Coming-of-age flicks are the new ‘post-apocalyptic young adult drama’; they’re everywhere. Skate Kitchen, however, has a lot more going for it than its synopsis suggests.

Originally a short film, then a documentary and, finally, a fictional story based on reality, Skate Kitchen is the brainchild of director Crystal Moselle and all-girl, New York-based skate collective The Skate Kitchen. The film opens with Camille (Rachelle Vinberg) skating in her local Long Island park and injuring herself in a way known to skaters as “getting credit carded”. Once her recovery is complete and an oath to never skate again is sworn to her mother, she ventures into New York City to meet the Skate Kitchen girls. The plot slowly progresses with scenes of mischief, partying, love triangles and arguments, as is seen in most films of the genre.

What sets Skate Kitchen apart is its dedication to aesthetic; characters are filmed in close-ups for the vast majority of the feature and skate sequences are captured with a low angle and steadicam for an authentic skate montage feel. As remarked upon by an audience member in the post-feature Q&A at HOME, Crystal has truly managed to capture the essence of New York. As pretty as a helicopter shot of the Empire State may be, no human on foot will ever see the city in that way. This feel is further accentuated by the attention paid to sound design; from the wheel squeaks and chatter of the skate parks to the rolling trucks of the boards down a busy avenue filled with cars and people, this portrayal of New York is authentic and raw.

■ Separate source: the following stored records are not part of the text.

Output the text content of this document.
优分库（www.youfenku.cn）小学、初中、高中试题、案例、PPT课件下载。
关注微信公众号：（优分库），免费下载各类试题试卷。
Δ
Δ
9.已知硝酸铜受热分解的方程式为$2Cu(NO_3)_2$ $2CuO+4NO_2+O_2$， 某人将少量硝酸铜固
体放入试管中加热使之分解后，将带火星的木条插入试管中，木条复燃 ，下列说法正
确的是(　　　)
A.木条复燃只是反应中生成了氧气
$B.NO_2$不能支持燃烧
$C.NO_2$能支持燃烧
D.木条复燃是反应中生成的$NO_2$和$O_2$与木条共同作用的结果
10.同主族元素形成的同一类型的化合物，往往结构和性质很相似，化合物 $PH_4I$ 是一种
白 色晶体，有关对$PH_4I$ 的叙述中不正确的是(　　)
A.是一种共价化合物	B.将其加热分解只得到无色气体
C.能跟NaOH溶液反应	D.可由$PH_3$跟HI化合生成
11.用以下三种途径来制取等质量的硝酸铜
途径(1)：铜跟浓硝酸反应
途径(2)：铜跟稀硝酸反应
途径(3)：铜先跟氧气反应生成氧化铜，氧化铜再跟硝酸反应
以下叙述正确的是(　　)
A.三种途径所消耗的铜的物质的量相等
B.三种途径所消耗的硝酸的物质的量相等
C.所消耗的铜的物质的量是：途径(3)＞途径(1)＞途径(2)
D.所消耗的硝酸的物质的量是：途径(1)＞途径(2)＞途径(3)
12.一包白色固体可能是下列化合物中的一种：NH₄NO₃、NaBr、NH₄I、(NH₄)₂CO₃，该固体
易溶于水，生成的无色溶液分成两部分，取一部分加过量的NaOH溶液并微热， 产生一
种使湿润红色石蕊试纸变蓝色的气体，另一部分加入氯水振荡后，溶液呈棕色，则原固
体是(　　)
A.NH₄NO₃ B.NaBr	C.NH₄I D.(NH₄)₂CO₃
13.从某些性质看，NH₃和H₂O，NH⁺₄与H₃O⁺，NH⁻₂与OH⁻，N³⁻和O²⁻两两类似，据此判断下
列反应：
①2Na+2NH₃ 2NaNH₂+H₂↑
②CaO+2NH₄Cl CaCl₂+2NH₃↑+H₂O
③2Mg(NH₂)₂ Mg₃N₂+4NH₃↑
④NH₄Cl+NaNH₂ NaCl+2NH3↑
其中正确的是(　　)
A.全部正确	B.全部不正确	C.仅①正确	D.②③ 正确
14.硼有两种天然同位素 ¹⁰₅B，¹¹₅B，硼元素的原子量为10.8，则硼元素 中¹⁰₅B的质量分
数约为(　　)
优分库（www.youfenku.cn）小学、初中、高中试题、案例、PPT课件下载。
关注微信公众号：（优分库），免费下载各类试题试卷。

This dedication to aesthetic comes with a sacrifice: the pacing of the story. Allowing the camera to linger on a character for a couple seconds longer than expected builds atmosphere but slows the narrative flow. Another strange choice for the film is the dialogue. While slightly awkward at first, it seems to improve slightly as the story moves through its arc. As explained by the cast in the Q&A, all the phrases said in the film had actually been said by them before filming, essentially making the story a reenactment of parts of their lives, as opposed to a completely fictional tale.

The Q&A greatly enhanced the audience’s experience by contextualising the story within the real world. Crystal met the Skate Kitchen girls on the New York subway one day and, as their friendship progressed, they brainstormed a documentary which then became the story of Skate Kitchen.

Accepting the sacrifices made for aesthetic purposes, Skate Kitchen is an immersive, raw story that is relatable to most audiences, regardless of whether you’re a die-hard skater or not.

Skate Kitchen releases in the UK on 28 September.